且他们对身份极为看重,自然不会因为旁人的三言两语就改变印象。
但洛知栩总觉得不对劲,从进书房那时开始,他就发现梁珺并非是那种脑子一热便会发疯之人,那他又为什么跑来说这些?
是想过来看看安心,还是想安谁的心?
司韶轻啧一声:“管他们作甚,这些疯子都不是什么好东西,眼下拉拢也无非是为着日后的势力,没有哪个是真心的。”

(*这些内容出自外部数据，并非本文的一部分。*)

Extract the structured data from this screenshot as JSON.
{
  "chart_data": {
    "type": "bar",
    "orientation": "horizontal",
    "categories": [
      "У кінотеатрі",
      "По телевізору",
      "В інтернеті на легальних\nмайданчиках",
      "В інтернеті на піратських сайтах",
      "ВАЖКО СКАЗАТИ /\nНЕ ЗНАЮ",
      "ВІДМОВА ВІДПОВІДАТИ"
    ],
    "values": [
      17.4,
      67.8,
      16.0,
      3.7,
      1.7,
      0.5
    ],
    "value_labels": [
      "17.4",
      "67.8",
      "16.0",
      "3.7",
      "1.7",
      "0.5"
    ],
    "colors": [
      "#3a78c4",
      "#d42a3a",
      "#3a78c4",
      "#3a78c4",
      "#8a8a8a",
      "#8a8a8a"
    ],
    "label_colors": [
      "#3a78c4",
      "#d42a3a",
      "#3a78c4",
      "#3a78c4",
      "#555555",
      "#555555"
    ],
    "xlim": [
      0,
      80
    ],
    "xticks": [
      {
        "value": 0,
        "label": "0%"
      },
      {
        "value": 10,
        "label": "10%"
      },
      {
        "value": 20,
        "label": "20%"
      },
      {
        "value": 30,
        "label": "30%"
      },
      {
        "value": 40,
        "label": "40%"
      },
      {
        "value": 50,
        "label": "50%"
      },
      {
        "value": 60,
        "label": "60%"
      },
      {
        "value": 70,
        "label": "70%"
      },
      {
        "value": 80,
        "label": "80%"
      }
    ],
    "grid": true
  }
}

“你也该多想想,他们向来不会做无用事,事出反常必有蹊跷。”印宿白说,“我们在书房还听闻太子要选妃了,你觉得会是谁?”
洛知栩撑着下巴百无聊赖道:“多半就是那两家了,不过姚家应该会拒绝。”
“我与你想的一般。”
姚淩薇是姚家嫡女,若是能嫁与太子为妃,来日就是母仪天下的皇后,身份贵重无比,连带着姚家都会水涨船高。
可姚淩薇偏偏在皇后眼皮子底下中毒了,是否是洛知栩所为就不重要了,一来,皇后把控后宫不严,由她管教也许并不能成事,再者,凡是愿意动脑子想想的,都能察觉到其中的猫腻。
整个梁京城都知晓洛知栩跋扈,但他的轻狂都是摆在明面上的,下毒这种一眼就是后宫妇人做法之事,断不会是他所为。
那能在皇后眼皮子底下这样不知死活的还能有谁?只有她自己了。
能为一己私欲做出这种事,即便姚家顾及对方身份不便撕破脸,却也绝不会把姚淩薇往深宫中推了。
司韶一脸不耐:“快别说了,我饿的厉害,快传晚膳来,这书房之旅也不知道什么时候是个头。”
“走一步算一步,外男众多,又不能把咱们都困在宫里。”印宿白说。